飛び降りた真美の手をギリギリのところで掴む。
そして、もう片方の手で手すりを掴んだ。
真美の下は死への通路。
今、もし僕が手を離すようなことがあれば、
真美はその通路を通り、存在しない世界
に行ってしまうだろう。
そう。真美の命綱は僕の右手だけ・・・。
「・・・っ」
真美を掴んだ手、腕が震えだす。
だんだん力が入らなくなっていくのを感じる。
とてもじゃないが、真美を引っ張り上げられそうもない。
どうすればいい・・・?
どうすれば真美を助けられる・・・?
「拓也・・・無理しなくていいよ・・・。
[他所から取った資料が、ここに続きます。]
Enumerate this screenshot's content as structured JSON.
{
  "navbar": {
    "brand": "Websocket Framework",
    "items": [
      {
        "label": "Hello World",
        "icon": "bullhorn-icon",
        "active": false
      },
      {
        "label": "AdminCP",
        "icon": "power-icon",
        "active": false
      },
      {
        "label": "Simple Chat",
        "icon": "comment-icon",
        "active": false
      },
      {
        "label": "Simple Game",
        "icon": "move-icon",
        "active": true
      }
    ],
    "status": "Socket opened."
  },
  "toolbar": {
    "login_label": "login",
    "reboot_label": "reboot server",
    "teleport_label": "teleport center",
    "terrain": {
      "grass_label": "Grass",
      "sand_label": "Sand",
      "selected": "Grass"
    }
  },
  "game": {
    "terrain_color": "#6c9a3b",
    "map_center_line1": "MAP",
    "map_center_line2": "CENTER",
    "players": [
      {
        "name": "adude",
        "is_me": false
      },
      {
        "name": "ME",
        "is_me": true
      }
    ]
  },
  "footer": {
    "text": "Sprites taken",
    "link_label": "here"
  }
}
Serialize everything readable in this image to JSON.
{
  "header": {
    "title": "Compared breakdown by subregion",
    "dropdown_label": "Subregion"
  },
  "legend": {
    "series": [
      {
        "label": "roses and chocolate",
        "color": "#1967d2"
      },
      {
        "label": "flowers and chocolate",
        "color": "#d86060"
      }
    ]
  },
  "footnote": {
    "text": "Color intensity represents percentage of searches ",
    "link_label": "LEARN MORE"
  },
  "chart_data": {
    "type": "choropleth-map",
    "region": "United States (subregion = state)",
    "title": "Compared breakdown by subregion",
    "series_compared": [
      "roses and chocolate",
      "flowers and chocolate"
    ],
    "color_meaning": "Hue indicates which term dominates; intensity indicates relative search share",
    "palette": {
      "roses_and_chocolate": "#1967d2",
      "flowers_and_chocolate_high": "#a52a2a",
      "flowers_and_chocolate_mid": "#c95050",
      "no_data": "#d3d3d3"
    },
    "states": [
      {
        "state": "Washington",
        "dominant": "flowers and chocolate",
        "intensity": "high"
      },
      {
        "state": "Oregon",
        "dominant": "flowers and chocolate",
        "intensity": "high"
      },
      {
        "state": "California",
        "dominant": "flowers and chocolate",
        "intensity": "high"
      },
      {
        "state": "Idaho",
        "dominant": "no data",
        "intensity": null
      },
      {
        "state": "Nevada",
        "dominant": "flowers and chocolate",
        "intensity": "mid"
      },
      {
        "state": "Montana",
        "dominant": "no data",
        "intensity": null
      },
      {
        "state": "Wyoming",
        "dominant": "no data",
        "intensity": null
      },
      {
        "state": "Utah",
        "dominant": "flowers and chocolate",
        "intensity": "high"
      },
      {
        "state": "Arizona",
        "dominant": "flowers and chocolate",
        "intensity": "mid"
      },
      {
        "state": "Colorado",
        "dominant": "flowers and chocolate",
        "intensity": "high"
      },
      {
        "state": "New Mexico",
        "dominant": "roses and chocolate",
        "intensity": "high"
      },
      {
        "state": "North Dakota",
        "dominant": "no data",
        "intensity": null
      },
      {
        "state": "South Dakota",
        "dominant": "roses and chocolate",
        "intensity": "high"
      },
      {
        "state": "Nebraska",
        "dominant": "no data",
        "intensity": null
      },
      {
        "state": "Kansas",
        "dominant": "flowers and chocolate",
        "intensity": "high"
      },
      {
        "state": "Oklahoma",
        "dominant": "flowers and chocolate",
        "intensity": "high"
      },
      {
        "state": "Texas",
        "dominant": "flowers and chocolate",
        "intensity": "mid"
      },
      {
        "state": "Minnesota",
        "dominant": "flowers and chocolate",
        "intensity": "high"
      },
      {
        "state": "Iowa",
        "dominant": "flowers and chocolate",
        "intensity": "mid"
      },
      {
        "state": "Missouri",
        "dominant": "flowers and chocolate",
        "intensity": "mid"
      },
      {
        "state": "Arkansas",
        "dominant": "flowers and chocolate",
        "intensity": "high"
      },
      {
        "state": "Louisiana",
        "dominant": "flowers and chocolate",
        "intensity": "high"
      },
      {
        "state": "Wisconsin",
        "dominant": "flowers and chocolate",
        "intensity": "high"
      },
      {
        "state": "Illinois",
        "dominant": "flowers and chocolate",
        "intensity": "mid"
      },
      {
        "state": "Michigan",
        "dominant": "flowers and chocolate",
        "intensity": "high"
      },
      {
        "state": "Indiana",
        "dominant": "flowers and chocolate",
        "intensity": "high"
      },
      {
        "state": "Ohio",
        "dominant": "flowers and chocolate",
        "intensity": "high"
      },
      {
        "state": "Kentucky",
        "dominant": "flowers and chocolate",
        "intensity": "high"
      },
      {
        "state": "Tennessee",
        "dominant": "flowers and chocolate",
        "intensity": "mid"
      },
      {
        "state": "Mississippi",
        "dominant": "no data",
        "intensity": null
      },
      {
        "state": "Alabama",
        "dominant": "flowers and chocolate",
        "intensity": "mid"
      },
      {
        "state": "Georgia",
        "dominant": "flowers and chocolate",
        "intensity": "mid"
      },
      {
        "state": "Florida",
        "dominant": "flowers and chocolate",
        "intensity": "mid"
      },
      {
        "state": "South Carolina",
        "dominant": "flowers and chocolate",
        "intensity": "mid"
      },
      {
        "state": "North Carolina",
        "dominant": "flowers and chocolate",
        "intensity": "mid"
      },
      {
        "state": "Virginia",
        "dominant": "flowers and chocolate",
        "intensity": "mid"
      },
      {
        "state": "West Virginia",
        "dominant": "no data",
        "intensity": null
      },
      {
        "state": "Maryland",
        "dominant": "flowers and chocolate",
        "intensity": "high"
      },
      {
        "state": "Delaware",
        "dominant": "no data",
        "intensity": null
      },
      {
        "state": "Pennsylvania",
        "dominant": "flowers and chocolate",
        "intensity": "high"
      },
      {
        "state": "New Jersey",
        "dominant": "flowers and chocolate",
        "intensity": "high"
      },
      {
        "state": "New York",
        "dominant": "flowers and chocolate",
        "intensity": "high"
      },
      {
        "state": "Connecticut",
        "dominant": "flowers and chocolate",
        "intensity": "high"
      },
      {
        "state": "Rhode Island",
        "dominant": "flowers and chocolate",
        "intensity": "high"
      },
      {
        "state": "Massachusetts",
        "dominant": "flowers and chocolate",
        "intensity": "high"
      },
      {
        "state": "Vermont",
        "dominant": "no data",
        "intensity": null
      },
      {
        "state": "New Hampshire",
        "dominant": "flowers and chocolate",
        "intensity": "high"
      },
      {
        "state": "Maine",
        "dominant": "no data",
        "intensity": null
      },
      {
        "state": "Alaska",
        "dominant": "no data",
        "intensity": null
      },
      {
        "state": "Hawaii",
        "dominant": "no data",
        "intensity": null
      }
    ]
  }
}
このままだと拓也も一緒に落ちちゃうよ・・・」
「真美が落ちたら僕も落ちる」
「なんで・・・お願いだから、拓也は生き・・・」
「ねぇ・・・」
僕は真美の言葉を遮る。
「くっ・・・」
腕が悲鳴を上げる。
「残された人の気持ち考えたことある?」
「え・・・?」
「死ぬ方はそれで終わりだけど、生きている方はその人の死を背負って生きていくんだぜ?病死ならまだいい。けど、この方法ならみんな真美への後悔と懺悔が残る。なんで、君が自殺したのか・・・。自分のせいもあるんじゃないかってな・・・」
「・・・っ」
真美は複雑な顔を浮かべる。
「まあ、そんなのは綺麗事だけどな」
僕は笑う。
「え・・・?」
真美はあっけにとられたかのような顔をした。
「ホントの理由はさ・・・。やっぱ真美に触れていたい・・・。声が聞きたいんだ・・・。自己中なお願いだって分かってる・・・。だけど・・・生きてほしいんだ・・・」
「私だって君に触れていたい・・・キスしたい・・・もっと声が聞きたい・・・けど、ごめんね・・・」
真美がもう片方の手何かを探し当てた。
それは・・・
真美が愛用していたボールペンだった。